Sun Tzu, L’art de la guerre, ch6, Vide et plein.
«Si la guerre c’est la continuation de la politique, c’est que la politique est elle-même déjà la guerre».
Jean Svagelski, L’idée de compensation, l’Hermès, 1981.
«L’imprévu lui-même est en voie de transformation et l’imprévu moderne est presque illimité. L’imagination défaille devant lui…Au lieu de jouer avec le destin comme autrefois une honnête partie de cartes, connaissant les conventions du jeu, connaissant le nombre de cartes et des figures, nous nous trouvons désormais dans la situation d’un joueur qui s’apercevrait avec stupeur que la main de son partenaire lui donne des figures jamais vues et que les règles du jeu sont modifiées à chaque coup.»
Paul Valéry, Regards sur le monde actuel, in œuvres, Gallimard, bibliothèque de La Pléiade, Livre II, 1960.

Le XXIème siècle sera celui de la Chine ! Voilà qui en dit long sur la place qu’on accorde à cette puissance émergente. Serait-ce le fruit d’un fantasme ou tout simplement une réalité qui se dessine petit à petit ? N’oublions pas que ce pays-continent1 qui nous impressionne tant sort d’une longue période de léthargie et d’un siècle d’humiliations où les puissances européennes et le Japon se sont prêtés à un dépeçage en règle.
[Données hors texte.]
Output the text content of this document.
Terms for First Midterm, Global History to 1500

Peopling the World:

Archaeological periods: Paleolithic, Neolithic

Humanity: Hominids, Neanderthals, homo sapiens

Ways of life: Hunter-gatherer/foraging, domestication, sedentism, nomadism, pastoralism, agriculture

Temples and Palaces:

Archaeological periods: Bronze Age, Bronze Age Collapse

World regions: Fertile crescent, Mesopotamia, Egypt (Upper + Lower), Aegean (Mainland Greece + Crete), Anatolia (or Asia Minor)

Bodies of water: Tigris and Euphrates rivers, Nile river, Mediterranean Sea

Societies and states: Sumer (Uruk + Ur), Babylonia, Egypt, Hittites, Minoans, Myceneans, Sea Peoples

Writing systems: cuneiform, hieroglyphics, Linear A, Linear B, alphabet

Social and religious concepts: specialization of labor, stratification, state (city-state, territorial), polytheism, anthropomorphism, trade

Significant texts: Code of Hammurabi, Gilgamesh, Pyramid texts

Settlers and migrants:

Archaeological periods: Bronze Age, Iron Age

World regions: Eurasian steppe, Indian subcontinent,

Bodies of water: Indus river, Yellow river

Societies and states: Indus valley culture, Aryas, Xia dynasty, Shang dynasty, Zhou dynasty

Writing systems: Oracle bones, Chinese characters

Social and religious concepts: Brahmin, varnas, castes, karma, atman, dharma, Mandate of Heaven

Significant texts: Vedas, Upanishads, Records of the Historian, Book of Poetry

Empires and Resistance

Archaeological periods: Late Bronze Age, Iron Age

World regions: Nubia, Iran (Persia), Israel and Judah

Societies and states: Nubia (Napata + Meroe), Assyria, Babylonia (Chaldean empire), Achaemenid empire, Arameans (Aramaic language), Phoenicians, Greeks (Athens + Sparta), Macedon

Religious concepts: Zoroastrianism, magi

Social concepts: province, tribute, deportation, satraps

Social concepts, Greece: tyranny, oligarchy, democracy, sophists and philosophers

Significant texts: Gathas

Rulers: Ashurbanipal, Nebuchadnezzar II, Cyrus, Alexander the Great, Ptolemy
Cette Chine pense que le temps de la « revanche » est arrivé.
Aujourd’hui ce sont ses intérêts qui prévalent et dictent sa politique tant à l’intérieur de ses frontières qu’à l’extérieur ! Elle entend bien prouver qu’elle est un pays auquel on ne dicte plus sa loi, ce qui la place désormais sur le « terrain de jeu » des Etats- Unis.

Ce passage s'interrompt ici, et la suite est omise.